Le Tribunal administratif de Melun, statuant par ordonnance sur le fondement de l’article R. 222-1 du code de justice administrative, rejette la requête de M. D... et Mme B... comme portée devant une juridiction incompétente. Les requérants demandaient réparation des préjudices subis lors d’une retenue douanière et d’une garde à vue, procédures qui se rattachent à une opération de police judiciaire. En conséquence, ces litiges relèvent de la compétence exclusive des juridictions de l’ordre judiciaire.
Texte intégral
Vu la procédure suivante :
Par une requête et un mémoire, enregistrés le 25 octobre et le 8 novembre 2025,
M. C... D... et Mme A... B... demandent au tribunal, dans le dernier état de leurs écritures :
1°) de condamner l’Etat à lui verser la somme de 20 605,34 euros, en réparation des conséquences dommageable de la retenue douanière et de la garde à vue dont ils ont été l’objet entre le 13 et le 15 juillet 2025, majorée des intérêts légaux à compter du 20 août 2025 ;
2°) de mettre à la charge de l’Etat les entiers dépens.
La requête a été communiquée au ministre de l’Intérieur, qui n’a pas produit de mémoire en défense.
Vu les autres pièces du dossier.
Vu le code de justice administrative.
Considérant ce qui suit :
1. Aux termes de l’article R. 222-1 du code de justice administrative : « Les présidents de tribunal administratif (…) peuvent, par ordonnance : / (…) 2° Rejeter les requêtes ne relevant manifestement pas de la compétence de la juridiction administrative (…) ».
2. Il ressort des termes de la requête que M. D... et Mme B... demandent à être indemnisés des préjudices qu’ils estiment avoir subis en raison de la retenue douanière à l’aéroport d’Orly ainsi que de la garde à vue dans les locaux de l’Office Antistupéfiants de Nanterre dont ils ont été l’objet entre le 13 et le 15 juillet 2025. Or, dès lors que ces procédures se rattachent à une opération de police judiciaire, les juridictions de l’ordre judiciaire sont seules compétentes pour statuer sur les litiges y afférant.
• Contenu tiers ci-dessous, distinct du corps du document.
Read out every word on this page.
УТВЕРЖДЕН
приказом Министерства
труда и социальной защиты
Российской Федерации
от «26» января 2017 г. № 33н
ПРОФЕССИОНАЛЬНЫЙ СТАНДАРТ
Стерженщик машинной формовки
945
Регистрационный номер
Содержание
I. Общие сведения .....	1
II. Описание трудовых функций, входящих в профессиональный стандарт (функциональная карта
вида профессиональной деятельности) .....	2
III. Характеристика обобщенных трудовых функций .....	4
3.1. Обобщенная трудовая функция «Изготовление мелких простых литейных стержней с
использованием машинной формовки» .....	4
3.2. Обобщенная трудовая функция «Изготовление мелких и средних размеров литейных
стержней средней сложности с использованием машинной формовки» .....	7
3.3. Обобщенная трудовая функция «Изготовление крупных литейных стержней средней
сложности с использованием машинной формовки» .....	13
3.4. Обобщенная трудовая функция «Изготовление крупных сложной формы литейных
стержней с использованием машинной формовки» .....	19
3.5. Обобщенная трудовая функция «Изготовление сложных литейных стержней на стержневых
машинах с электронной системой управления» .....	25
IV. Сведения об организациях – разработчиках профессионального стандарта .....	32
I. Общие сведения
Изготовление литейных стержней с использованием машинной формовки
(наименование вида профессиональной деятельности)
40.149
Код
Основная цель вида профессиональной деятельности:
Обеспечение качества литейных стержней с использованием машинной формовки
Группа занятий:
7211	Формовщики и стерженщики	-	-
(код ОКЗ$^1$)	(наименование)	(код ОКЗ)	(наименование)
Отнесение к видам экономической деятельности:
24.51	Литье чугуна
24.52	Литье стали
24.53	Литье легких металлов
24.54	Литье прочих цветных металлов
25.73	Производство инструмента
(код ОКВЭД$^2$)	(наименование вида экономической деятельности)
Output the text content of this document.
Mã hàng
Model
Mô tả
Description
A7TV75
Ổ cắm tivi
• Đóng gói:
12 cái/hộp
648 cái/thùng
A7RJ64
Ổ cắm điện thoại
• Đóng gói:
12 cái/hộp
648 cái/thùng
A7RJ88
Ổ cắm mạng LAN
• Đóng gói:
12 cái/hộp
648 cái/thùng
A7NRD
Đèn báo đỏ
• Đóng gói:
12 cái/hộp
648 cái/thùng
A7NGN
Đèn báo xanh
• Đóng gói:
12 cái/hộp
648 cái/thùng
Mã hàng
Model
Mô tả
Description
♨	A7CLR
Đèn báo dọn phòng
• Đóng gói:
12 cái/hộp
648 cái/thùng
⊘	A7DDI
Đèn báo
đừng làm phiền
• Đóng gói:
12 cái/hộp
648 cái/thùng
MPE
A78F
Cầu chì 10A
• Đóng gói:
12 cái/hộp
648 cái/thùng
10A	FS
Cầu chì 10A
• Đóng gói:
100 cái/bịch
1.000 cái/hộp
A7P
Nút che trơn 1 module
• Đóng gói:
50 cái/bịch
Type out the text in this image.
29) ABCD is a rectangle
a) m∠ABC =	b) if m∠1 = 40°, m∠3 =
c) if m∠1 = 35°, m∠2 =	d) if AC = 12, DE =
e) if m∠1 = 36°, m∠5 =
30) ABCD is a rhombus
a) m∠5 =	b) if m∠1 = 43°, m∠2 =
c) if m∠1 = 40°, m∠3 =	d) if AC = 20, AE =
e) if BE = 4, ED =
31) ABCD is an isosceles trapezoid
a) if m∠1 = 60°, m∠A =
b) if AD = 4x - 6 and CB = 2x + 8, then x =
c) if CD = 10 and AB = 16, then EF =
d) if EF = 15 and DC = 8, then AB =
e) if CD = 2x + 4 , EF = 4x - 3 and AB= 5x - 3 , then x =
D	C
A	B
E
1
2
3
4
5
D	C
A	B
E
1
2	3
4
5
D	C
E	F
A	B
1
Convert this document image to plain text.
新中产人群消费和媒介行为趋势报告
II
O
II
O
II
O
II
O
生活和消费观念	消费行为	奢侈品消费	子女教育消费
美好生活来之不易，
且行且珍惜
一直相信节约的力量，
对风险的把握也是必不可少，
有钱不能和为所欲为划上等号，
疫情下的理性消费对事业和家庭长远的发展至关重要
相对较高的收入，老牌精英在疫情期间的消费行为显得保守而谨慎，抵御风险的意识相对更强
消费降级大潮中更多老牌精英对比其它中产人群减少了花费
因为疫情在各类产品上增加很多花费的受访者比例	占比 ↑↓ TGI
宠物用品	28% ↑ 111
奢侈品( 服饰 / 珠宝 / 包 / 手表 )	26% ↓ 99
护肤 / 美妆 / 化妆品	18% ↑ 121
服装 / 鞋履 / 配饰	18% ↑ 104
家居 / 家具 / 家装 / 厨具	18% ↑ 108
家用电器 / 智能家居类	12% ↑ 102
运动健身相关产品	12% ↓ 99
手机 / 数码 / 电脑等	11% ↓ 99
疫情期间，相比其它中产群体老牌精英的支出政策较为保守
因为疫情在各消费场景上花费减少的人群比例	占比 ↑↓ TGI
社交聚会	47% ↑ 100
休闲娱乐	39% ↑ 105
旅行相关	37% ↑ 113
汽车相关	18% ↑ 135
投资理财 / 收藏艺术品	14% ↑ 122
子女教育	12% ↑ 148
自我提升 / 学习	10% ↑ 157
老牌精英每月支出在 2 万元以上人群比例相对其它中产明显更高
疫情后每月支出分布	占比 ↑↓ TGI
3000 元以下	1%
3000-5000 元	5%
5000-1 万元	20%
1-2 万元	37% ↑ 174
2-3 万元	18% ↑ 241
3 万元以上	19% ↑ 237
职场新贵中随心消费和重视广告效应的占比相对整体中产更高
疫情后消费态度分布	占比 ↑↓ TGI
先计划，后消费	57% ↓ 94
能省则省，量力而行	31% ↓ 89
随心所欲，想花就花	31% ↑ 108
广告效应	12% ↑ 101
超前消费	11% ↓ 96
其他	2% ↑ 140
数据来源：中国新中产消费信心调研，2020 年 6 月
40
Dès lors, la requête de M. D... et Mme B... ne peut qu’être rejetée comme portée devant un ordre de juridiction incompétent pour en connaître en application des dispositions précitées du 2° de l’article R. 222-1 du code de justice administrative.
O R D O N N E :
Article 1er : La requête de M. D... et Mme B... est rejetée comme portée devant une juridiction incompétente pour en connaître.
Article 2 : La présente ordonnance sera notifiée à M. C... D..., à
Mme A... B... et au ministre de l’Intérieur.
Le vice-président,
R. Combes
La République mande et ordonne au ministre de l’Intérieur en ce qui le concerne ou à tous commissaires de justice à ce requis en ce qui concerne les voies de droit commun, contre les parties privées, de pourvoir à l’exécution de la présente décision.